Naproxen: When And How We Should Take It?


Naproxen, is a non-steroidal anti-inflammatory drug, analgesic, antipyretic, and anti-inflammatory drug. It belongs to the family of NSAID drugs along with others as well known as ibuprofen. When and how should you take naproxen?

Continue reading and we will inform you carefully about this drug, indicated to treat fever and inflammatory processes with mild or moderate intensity pain: migraines, primary dysmenorrhea, sprains or twists, arthritis, rheumatoid arthritis, ankylosing spondylitis or acute gout shots.

How Do We Take It And What Mistakes Do We Make?

When and how we should take naproxen is something that a multitude of people suffering often ask. Well, as with the rest of the AIEN drugs, the patient should take naproxen for a minimum period and with the tightest dose to obtain an optimal painkiller effect.

As a general rule, the daily dose of naproxen in adults should be around 550 and 1100 milligrams. Thus, the first shot would be 550 milligrams, while the following, taken every 6 or 8 hours, must be 275 milligrams.

This is an oral medicine whose intake should be done during meals or just after to avoid collateral gastrointestinal damage. Precisely one of the most common errors is related to this type of lesion, mainly in patients who have a high risk of digestive bleeding such as those suffering from gastro-duodenal ulcers, when ingesting naproxen without taking omeprazole, used basically to treat gastroesophageal reflux.

However, this is not the only failure in patients who follow this type of treatment. Some people self-medicating, when we’re talking about a delicate medicine that a health professional should personally prescribe. Other patients are fasting, while others take more doses than recommended.

Naproxen is a drug that treats various symptoms, but for it to be effective it is essential to follow the guidelines and duration established by the doctor. Some patients believe you can take it regularly because it has no side effects, something that is far from reality.

If the patient forgets to take a dose, he should skip it, without matching the next dose. I mean, because I’ve forgotten a shot, it doesn’t mean I have to drink double it later.

What Side Effects Can It Have?

Once we’ve talked about when and how we should take naproxen, we show you some of the more and less common side effects that may cause your intake.

The most common adverse reactions caused by naproxen occur in the digestive system.

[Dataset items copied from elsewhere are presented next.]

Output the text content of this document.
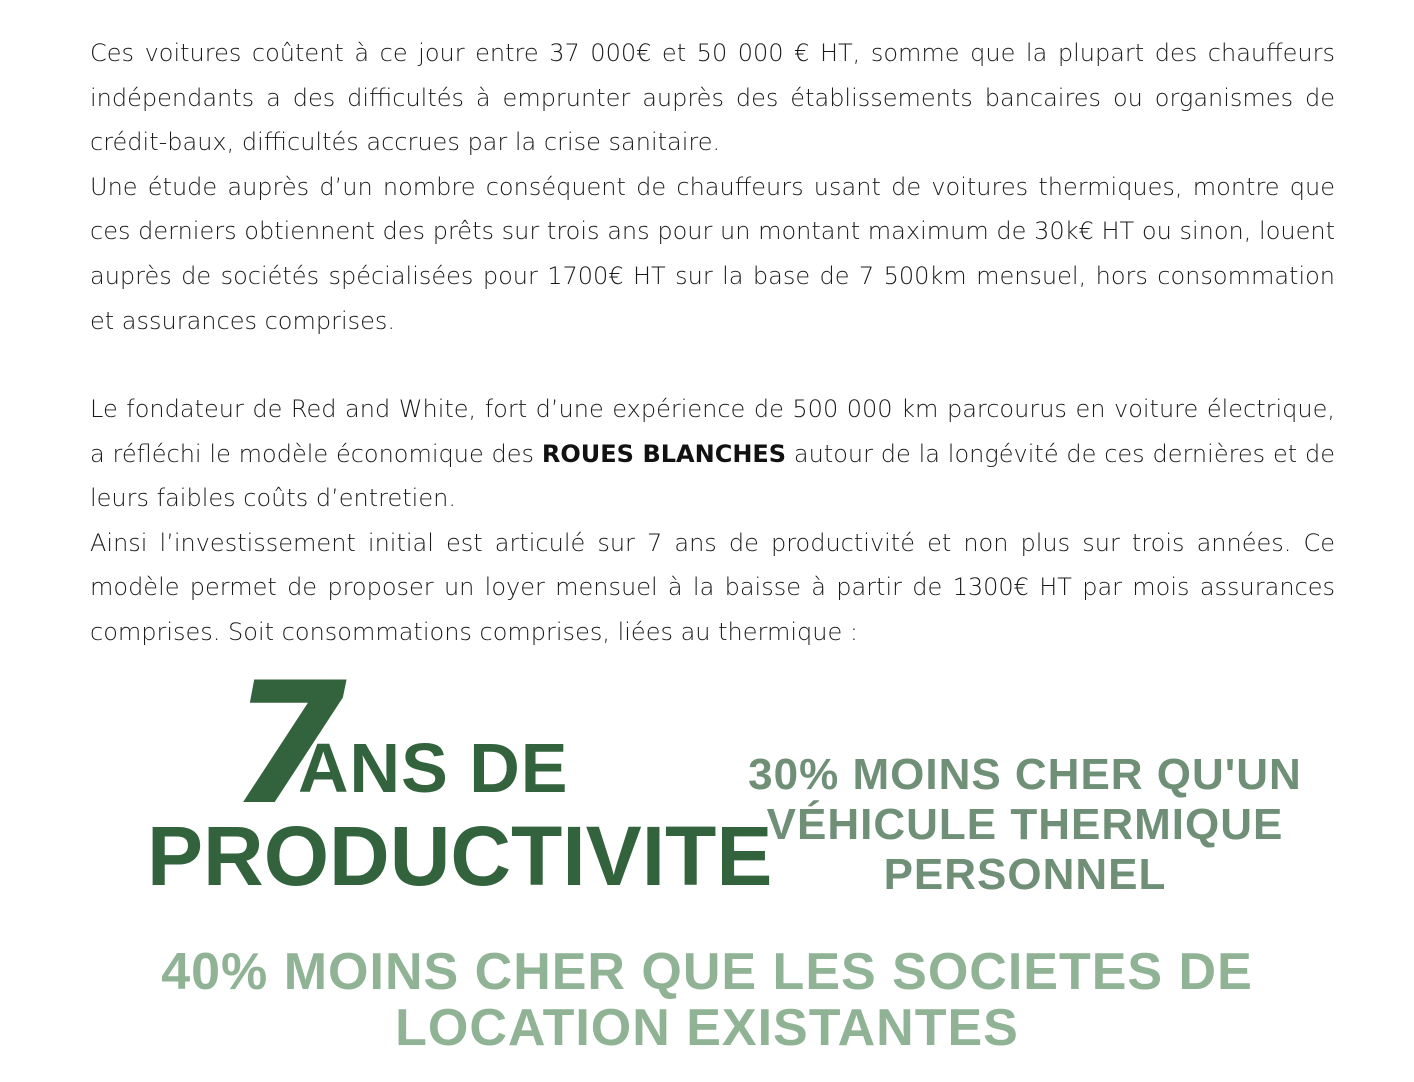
Ces voitures coûtent à ce jour entre 37 000€ et 50 000 € HT, somme que la plupart des chauffeurs indépendants a des difficultés à emprunter auprès des établissements bancaires ou organismes de crédit-baux, difficultés accrues par la crise sanitaire.

Une étude auprès d’un nombre conséquent de chauffeurs usant de voitures thermiques, montre que ces derniers obtiennent des prêts sur trois ans pour un montant maximum de 30k€ HT ou sinon, louent auprès de sociétés spécialisées pour 1700€ HT sur la base de 7 500km mensuel, hors consommation et assurances comprises.

Le fondateur de Red and White, fort d’une expérience de 500 000 km parcourus en voiture électrique, a réfléchi le modèle économique des ROUES BLANCHES autour de la longévité de ces dernières et de leurs faibles coûts d’entretien.

Ainsi l’investissement initial est articulé sur 7 ans de productivité et non plus sur trois années. Ce modèle permet de proposer un loyer mensuel à la baisse à partir de 1300€ HT par mois assurances comprises. Soit consommations comprises, liées au thermique :

7
ANS DE
PRODUCTIVITE
30% MOINS CHER QU'UN VÉHICULE THERMIQUE PERSONNEL
40% MOINS CHER QUE LES SOCIETES DE LOCATION EXISTANTES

Thus, constipation and diarrhea, as well as nausea, vomiting, and dyspepsia, are often common.

Naproxen can also lead to more serious but unusual symptoms: bowel perforation, and gastrointestinal bleeding, as well as boosting certain pathologies such as Crohn’s disease.

Other side effects are associated with renal or hepatic impairment, so it is discouraged to use in patients who have some pathology linked to these conditions.

In this sense, older persons should consume the minimum dose when causing possible renal failure or gastrointestinal bleeding. And the higher the dose, the higher the risk in both the elderly and people with a history of ulcers.

Other effects that may be caused by naproxen are summarized as follows:

  • Cardiovascular reactions such as high blood pressure or heart failure.
  • Effects on the liver system such as hepatitis, jaundice, and cholestasis (very unusual frequency).
  • Neurological disorders such as headaches, drowsiness, confusion, dizziness, and, somewhat less common, insomnia, depression, nervousness, and anxiety.
  • Dermatological effects such as skin rashes, sweating, purpura, pruritus, or ecchymosis. In an almost unusual way, complex diseases such as Stevens-Johnson syndrome.
  • Ophthalmic reactions associated with vision disorders such as conjunctivitis, blurred vision, or corneal opacities.
  • Naproxen also causes adverse effects on the ear such as tinnitus (buzzing) or in a rare way deafness or vertigo.
  • Also, frequent infections such as intestinal diverticulitis and less common ones such as sepsis.

What Is The Difference Between Naproxen And Sodium Naproxen?

In their chemical form they are different, naproxen base against the salt of the naproxen. As for absorption time, naproxen sodium is faster. 550 milligrams are equivalent to about 500 milligrams of the classic naproxen.

What Is Stronger Naproxen or ibuprofen?

Before starting treatment for naproxen or ibuprofen, the most important thing is to consult with your doctor and follow your instructions, always avoiding self-medication.

The truth is that the response of each of these drugs will depend on each individual, although if we compare them to aspirin, they have a higher analgesic effect.

If we start to analyze its effectiveness in some ailments that are often repeated, we will say that in the case of menstrual pain, they have a similar effectiveness. However, in some pathologies such as degenerative knee osteoarthritis disease, naproxen acts more effectively.